I had that happen to me a while back, it turned out that I was low on oil. I would also notice the oil pressure drop on fast left turns. The problem went away when I added a couple of quarts of oil.
I had oil leaks externally at all three fittings.
I would change the oil again and confirm it is at the correct level as Alabbasi said above (operating temp, engine running).
It there are leaks present or if this doesn't sort it out, I would double check all the O rings if you can.
Tim
Yes from memory there are orings as well as a gasket (s) where the flanges connect to the oil pan on the motor. I recall changing these out during an oil change and at that time all those parts were still available ex Classic Centre for not too much coin.

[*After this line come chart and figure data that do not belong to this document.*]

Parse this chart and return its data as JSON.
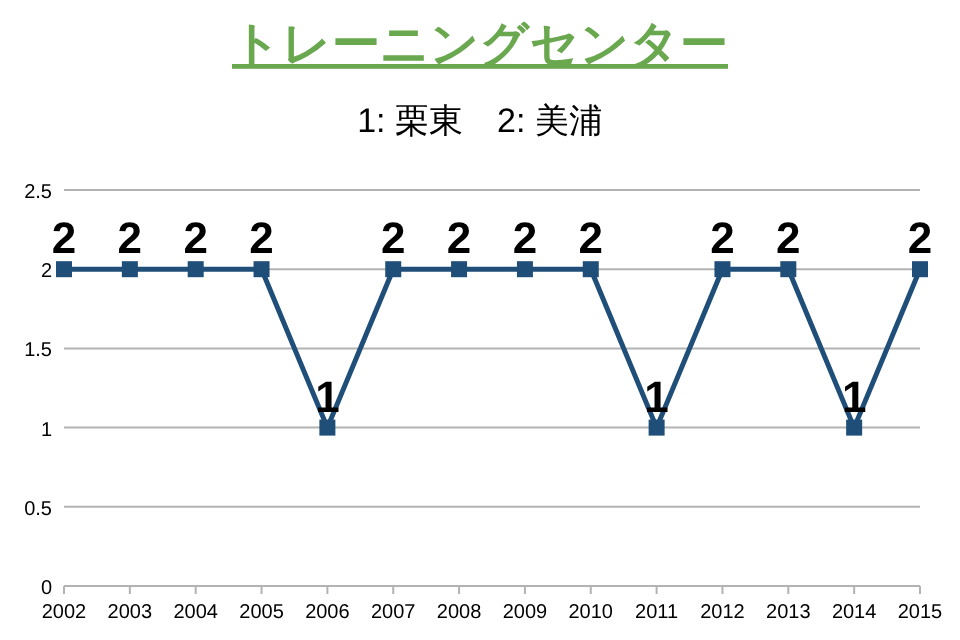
{
  "chart_data": {
    "type": "line",
    "title": "トレーニングセンター",
    "subtitle": "1: 栗東　2: 美浦",
    "x": [
      2002,
      2003,
      2004,
      2005,
      2006,
      2007,
      2008,
      2009,
      2010,
      2011,
      2012,
      2013,
      2014,
      2015
    ],
    "values": [
      2,
      2,
      2,
      2,
      1,
      2,
      2,
      2,
      2,
      1,
      2,
      2,
      1,
      2
    ],
    "color": "#1f4e79",
    "xlim": [
      2002,
      2015
    ],
    "xticks": [
      2002,
      2003,
      2004,
      2005,
      2006,
      2007,
      2008,
      2009,
      2010,
      2011,
      2012,
      2013,
      2014,
      2015
    ],
    "ylim": [
      0,
      2.5
    ],
    "yticks": [
      0,
      0.5,
      1,
      1.5,
      2,
      2.5
    ],
    "grid": "y",
    "marker": "square",
    "data_labels": true
  }
}
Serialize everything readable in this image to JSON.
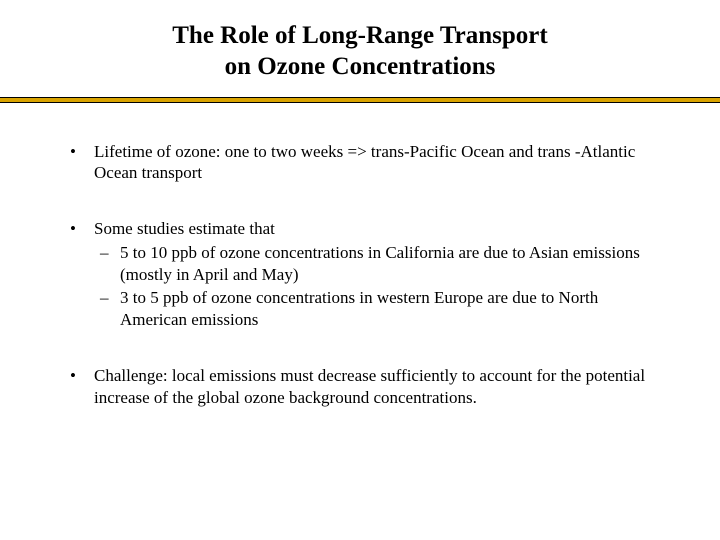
{
  "title": {
    "line1": "The Role of Long-Range Transport",
    "line2": "on Ozone Concentrations"
  },
  "divider": {
    "fill_color": "#d9a300",
    "border_color": "#000000"
  },
  "bullets": [
    {
      "text": "Lifetime of ozone: one to two weeks  =>  trans-Pacific Ocean and trans -Atlantic Ocean transport",
      "sub": []
    },
    {
      "text": "Some studies estimate that",
      "sub": [
        "5 to 10 ppb of ozone concentrations in California are due to Asian emissions (mostly in April and May)",
        "3 to 5 ppb of ozone concentrations in western Europe are due to North American emissions"
      ]
    },
    {
      "text": "Challenge: local emissions must decrease sufficiently to account for the potential increase of the global ozone background concentrations.",
      "sub": []
    }
  ]
}
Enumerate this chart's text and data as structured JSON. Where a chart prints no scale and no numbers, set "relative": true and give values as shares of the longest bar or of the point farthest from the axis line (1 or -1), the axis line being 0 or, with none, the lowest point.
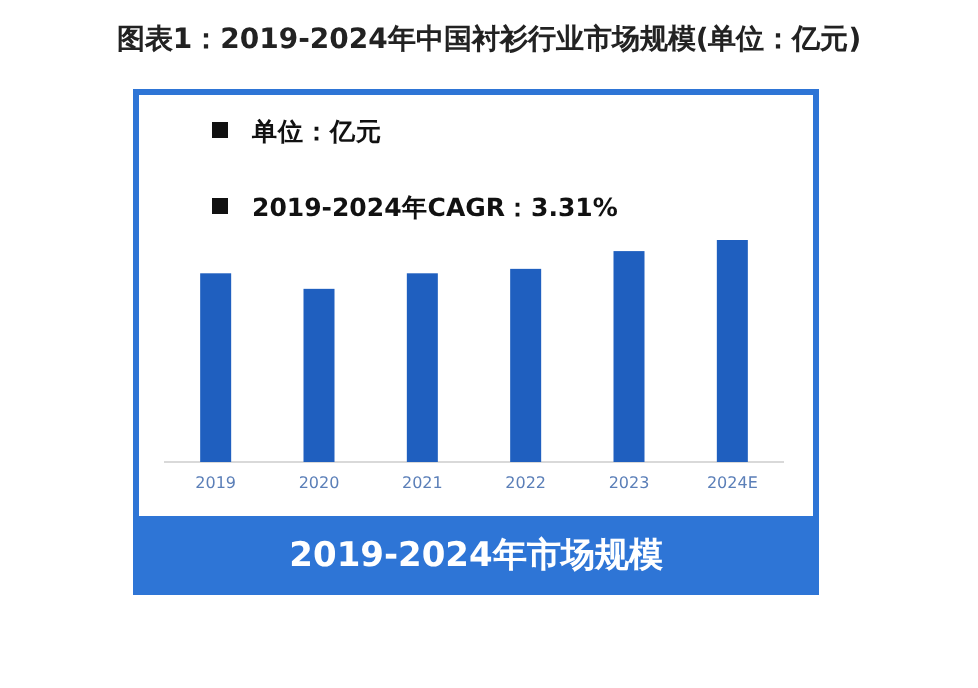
{
  "chart_data": {
    "type": "bar",
    "title": "图表1：2019-2024年中国衬衫行业市场规模(单位：亿元)",
    "categories": [
      "2019",
      "2020",
      "2021",
      "2022",
      "2023",
      "2024E"
    ],
    "values": [
      0.85,
      0.78,
      0.85,
      0.87,
      0.95,
      1
    ],
    "color": "#1f5fbf",
    "relative": true,
    "annotations": [
      "单位：亿元",
      "2019-2024年CAGR：3.31%",
      "2019-2024年市场规模"
    ]
  }
}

All set to buy and install new seals. But before I do that, need to ask a stupid question. It's been so many years since I had normal oil level readings -- car was burning 1 1/2 quarts per 100 miles before rebuild.
When you stop the car to take an oil reading, do you leave it running after driving? Or do you as the manual suggests, stop the engine for a couple minutes, then restart, and take the reading?
The reason I ask, is if I shut down, wait 2 minutes, restart, let it idle, and check the oil, there's no foaming. All the bubbles burst.
Personally I just let it idle, then take the reading with the motor running. Never been an issue for me. Most important is for the motor to be fully warmed up.
level ground...hot idle..no bubbles.
We have all new seals and fittings and no oil leaks---and a foamy oil tank. Oil in reservoir is bubbly only on top, solid fluid in the bottom 1 1/2 feet of the tank leading us to believe that it's on the return side.
Two theories. We have seen hoses that "gas" but don't weep fluid. But the hoses look pretty dry for the that to be happening.
The pick up for the return side of oil pump has a leak. One other thing, is my shop says they've seen this a couple times before. Foamy tank, no leaks.
Interesting. Are they original hoses? If so it might be worth having them remanufactured. I had mine redone with an externally braided truck brake hose that was available in the correct size for all three and is suitable for the purpose (still no leaks after almost a decade).
Tim
They are original. Almost all of the rubber on this car is OEM. Nice heated garage and no smog here.